On 28 May 2014, the Competition Council approved EY's takeover of KPMG Danmark, provided that the parties committed to release a major group of employees from their non-competition and non-solicitation clauses and to reduce the notices of termination.
COMMITMENT TO RELEASE EMPLOYEES FROM NON-COMPETITION AND NON-SOLICITATION CLAUSES
The Council was concerned about the merger, and EY and KPMG Danmark therefore committed to release up to 200 employees from their non-competition and non-solicitation clauses and to grant long notices if they were employed with the new KPMG 2014.
The Council found that this commitment would enable KPMG 2014 to establish itself on the market sooner and with increased strength thereby ensuring a continued stable and unchanged competitive situation on the market. The Council therefore approved the merger making the commitment binding.
The auditing business traditionally applies so-called auditor clauses, which are mixed non-competition and non-solicitation clauses. An auditor clause prevents a resigned employee from taking on assignments for the company's clients.

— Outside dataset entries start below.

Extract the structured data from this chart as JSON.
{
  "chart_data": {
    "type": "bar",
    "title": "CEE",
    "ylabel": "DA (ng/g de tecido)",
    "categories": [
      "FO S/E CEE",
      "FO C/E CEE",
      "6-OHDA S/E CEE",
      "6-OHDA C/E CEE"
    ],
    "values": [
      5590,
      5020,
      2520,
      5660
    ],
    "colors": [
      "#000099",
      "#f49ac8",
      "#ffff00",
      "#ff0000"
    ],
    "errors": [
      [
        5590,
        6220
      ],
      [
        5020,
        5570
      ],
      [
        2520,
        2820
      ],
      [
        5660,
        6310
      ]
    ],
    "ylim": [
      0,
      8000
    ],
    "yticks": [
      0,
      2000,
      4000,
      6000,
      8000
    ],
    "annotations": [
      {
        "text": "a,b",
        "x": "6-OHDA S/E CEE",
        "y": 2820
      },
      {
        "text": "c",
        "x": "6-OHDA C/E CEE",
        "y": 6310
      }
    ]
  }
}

Further, the clauses are entered into with key employees restricting them from carrying on competitive activities or taking up employment with a competing audit firm.
In addition to the auditor clauses, which typically apply for one-two years, the business also uses relatively long notices of up to seven months in relation to employees with a certain seniority.
The Council's demand to release the employees from the non-competition and non-solicitation clauses and to reduce the notices is specifically justified by the special employment law restrictions applying to the auditing business. The decision is, however, a good example of how employment law restrictions may affect the competitive consequences of a transaction and vice versa.